Increased Dependency: According to the JCHA, 2/3rds of the current recipients of their program will never earn their way out (1). The research that JCHA shared predicts that only 1 in 4 children will earn more than their parents. The income of a person is a primary factor in housing affordability, so it is understandable that JCHA and ACHA expects their caseloads to soar. Moreover, if public housing only helps 1 in 25 today, we might well watch that meager help to shrink to 1 in 100.
The drive for the government involvement in affordable housing is a façade for connected insiders to make easy money, for political factions to ignore the difficulties society faces and for government to condescendingly help a selected few while failing the huge majority of other equally worthy people. The public must be allowed to see thru the deception that the affordable housing industry and its advocates promote.

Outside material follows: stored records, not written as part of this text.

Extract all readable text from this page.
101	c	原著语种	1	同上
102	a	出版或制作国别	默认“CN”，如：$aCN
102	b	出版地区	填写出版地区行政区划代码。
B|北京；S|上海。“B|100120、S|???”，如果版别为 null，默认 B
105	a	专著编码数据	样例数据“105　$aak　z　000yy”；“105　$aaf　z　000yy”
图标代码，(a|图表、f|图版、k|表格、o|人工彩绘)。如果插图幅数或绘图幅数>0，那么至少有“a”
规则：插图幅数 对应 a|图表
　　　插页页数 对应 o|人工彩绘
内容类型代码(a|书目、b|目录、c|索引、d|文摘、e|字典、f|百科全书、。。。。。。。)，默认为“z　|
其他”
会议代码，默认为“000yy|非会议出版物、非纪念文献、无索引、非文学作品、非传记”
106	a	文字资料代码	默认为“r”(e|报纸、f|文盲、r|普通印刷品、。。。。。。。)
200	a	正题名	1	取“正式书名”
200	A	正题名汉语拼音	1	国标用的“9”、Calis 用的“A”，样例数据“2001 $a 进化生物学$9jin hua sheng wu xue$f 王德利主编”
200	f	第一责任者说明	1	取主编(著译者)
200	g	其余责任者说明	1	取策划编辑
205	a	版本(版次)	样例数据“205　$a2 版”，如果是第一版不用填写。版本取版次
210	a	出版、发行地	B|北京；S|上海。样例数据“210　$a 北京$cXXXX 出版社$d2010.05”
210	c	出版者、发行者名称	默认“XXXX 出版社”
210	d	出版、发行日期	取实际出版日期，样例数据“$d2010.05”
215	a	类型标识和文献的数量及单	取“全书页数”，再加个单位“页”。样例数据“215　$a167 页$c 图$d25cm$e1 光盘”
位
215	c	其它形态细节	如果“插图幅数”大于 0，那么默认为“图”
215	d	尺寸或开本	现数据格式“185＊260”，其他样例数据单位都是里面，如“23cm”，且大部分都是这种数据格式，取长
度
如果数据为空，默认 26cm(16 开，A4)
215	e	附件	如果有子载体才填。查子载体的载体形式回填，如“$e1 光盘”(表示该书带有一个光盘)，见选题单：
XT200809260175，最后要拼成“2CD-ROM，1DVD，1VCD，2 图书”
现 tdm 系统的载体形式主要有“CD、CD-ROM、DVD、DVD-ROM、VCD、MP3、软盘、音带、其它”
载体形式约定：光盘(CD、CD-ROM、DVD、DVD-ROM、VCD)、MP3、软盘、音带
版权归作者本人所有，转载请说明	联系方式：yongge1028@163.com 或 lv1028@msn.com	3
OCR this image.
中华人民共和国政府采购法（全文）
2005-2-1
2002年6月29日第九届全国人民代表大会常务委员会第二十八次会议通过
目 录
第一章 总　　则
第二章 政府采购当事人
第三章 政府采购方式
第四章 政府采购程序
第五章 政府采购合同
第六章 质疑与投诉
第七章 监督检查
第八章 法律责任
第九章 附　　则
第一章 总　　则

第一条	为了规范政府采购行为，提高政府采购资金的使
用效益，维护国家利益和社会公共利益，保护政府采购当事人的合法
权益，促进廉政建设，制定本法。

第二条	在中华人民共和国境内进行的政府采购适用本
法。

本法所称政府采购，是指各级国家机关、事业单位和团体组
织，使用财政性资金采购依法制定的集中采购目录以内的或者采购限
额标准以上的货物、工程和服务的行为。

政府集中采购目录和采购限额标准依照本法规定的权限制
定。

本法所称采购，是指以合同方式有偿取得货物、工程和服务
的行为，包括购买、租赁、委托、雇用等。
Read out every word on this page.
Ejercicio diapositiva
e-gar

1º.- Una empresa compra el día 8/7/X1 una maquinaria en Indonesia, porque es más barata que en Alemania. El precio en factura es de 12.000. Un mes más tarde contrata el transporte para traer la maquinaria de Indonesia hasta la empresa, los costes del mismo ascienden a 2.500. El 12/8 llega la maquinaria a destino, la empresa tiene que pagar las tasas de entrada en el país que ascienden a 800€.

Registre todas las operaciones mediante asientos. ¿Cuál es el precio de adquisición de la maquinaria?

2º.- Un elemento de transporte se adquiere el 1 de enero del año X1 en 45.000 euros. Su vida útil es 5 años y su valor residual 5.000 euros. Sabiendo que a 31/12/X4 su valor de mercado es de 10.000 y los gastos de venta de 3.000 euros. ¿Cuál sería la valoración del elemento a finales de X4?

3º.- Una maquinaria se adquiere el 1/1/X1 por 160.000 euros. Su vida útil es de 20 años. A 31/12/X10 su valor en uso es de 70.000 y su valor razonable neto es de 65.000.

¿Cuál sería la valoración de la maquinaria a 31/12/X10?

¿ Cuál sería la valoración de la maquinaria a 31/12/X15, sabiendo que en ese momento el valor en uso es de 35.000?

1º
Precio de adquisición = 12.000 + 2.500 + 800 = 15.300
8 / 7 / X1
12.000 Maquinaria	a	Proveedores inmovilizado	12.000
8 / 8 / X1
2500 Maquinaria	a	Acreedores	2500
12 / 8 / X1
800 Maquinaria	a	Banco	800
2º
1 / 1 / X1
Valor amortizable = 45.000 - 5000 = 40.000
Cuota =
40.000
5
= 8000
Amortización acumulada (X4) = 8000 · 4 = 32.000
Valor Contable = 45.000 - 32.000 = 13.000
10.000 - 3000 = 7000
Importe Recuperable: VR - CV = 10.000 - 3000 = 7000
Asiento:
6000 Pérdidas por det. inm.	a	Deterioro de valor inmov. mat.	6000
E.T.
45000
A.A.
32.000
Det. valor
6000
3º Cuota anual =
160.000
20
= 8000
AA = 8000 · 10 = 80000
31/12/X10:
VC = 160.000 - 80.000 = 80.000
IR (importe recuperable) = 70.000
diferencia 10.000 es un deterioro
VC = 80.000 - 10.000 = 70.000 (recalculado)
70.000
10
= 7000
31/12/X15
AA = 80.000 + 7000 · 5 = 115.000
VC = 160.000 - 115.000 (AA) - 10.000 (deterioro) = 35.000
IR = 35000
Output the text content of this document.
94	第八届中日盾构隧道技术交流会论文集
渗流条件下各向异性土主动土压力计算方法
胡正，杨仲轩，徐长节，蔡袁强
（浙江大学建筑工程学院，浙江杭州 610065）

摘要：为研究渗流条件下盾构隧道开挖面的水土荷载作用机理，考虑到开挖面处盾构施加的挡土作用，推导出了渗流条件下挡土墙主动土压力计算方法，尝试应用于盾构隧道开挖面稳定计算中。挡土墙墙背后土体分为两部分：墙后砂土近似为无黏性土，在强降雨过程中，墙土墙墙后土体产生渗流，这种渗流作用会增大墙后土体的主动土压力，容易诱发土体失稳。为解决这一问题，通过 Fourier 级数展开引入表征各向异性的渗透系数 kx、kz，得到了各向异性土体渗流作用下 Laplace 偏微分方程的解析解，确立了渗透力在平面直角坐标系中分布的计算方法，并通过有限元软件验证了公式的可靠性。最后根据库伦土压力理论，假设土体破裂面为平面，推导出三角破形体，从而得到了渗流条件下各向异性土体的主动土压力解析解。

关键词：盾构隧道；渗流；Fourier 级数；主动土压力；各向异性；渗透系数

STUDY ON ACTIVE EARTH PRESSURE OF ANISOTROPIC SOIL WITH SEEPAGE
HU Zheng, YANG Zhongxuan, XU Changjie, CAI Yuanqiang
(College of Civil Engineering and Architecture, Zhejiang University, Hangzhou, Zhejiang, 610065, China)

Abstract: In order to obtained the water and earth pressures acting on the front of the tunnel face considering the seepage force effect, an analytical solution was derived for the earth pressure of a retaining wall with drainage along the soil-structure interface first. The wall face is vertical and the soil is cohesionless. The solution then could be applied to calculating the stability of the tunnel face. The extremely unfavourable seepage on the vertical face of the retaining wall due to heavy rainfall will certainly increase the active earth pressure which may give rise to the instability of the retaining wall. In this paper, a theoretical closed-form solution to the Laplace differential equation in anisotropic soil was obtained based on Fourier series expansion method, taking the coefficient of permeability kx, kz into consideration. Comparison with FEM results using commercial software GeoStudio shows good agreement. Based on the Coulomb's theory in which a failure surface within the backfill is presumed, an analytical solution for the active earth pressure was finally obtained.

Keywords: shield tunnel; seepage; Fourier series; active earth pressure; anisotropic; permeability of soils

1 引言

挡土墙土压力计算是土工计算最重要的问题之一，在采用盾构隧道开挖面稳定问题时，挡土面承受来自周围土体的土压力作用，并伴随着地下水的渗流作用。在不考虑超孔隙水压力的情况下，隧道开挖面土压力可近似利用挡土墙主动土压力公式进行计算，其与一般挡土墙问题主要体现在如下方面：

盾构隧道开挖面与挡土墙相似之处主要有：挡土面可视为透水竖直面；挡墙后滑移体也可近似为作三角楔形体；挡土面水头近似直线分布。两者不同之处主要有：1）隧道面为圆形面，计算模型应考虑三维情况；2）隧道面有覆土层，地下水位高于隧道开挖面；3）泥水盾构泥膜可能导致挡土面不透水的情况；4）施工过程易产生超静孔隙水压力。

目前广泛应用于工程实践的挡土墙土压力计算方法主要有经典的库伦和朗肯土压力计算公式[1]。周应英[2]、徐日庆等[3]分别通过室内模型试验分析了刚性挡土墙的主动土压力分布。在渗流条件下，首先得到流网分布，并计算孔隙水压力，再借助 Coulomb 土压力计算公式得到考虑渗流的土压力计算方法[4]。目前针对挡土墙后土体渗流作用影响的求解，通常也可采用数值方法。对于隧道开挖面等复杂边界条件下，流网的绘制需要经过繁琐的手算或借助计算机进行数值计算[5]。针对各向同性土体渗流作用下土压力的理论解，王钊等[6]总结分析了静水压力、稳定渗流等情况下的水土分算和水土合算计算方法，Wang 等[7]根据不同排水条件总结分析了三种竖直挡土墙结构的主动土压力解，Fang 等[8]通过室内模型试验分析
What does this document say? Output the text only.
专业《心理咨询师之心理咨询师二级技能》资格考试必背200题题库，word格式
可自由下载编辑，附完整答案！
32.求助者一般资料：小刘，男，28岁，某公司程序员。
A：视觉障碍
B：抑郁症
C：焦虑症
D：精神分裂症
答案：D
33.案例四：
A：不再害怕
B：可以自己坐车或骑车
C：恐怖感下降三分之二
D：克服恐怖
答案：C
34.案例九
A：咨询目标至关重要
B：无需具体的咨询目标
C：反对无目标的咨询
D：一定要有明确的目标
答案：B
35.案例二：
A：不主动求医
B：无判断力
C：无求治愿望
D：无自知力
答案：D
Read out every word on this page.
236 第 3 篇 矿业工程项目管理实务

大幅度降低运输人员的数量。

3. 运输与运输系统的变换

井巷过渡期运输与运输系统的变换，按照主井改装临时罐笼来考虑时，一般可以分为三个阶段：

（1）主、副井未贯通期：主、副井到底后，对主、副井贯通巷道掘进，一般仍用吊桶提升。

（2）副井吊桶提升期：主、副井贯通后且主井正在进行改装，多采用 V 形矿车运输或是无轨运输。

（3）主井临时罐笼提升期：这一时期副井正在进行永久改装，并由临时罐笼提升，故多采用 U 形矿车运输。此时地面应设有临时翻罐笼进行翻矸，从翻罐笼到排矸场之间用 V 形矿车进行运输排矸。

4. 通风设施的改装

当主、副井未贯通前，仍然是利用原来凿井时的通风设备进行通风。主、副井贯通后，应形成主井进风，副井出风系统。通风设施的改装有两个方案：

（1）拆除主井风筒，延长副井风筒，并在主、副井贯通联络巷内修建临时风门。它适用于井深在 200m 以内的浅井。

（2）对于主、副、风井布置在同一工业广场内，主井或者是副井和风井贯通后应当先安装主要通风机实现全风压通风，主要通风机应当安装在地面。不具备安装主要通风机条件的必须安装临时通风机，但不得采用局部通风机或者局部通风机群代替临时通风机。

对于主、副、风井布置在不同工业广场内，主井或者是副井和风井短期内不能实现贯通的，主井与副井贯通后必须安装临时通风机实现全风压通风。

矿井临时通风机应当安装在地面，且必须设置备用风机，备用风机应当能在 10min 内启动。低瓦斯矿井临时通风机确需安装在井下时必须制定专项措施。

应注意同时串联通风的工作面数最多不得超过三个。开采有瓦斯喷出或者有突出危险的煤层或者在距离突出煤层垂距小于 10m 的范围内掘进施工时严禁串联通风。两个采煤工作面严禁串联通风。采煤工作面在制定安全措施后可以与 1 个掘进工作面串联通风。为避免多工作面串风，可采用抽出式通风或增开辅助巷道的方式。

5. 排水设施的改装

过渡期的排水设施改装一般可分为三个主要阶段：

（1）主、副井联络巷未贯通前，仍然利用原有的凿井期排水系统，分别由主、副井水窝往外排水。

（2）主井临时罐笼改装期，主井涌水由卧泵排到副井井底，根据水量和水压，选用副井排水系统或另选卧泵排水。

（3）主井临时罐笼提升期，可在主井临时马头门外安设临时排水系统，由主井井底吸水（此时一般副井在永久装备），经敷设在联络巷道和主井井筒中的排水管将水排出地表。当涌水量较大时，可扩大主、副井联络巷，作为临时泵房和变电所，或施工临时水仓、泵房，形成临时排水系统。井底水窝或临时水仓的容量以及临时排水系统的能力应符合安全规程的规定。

Housing affordability, on the other hand is neither a new or unjust goal. The role government should play is by knocking down restrictive growth-management and land-use practices that artificially inflate the cost of housing and empower the free market to serve the needs and wants of all the people in our society. Housing affordability was accomplished after World War 2 and it can be accomplished today. The involvement of government in subsidized affordable housing will only engender anger and envy of the select few that get benefits versus the majority of people who are shut out of these government giveaways.
Bruce Baker, former member of the Westminster City Council, is author of several papers on the issues and challenges local governments face and solutions that should be explored.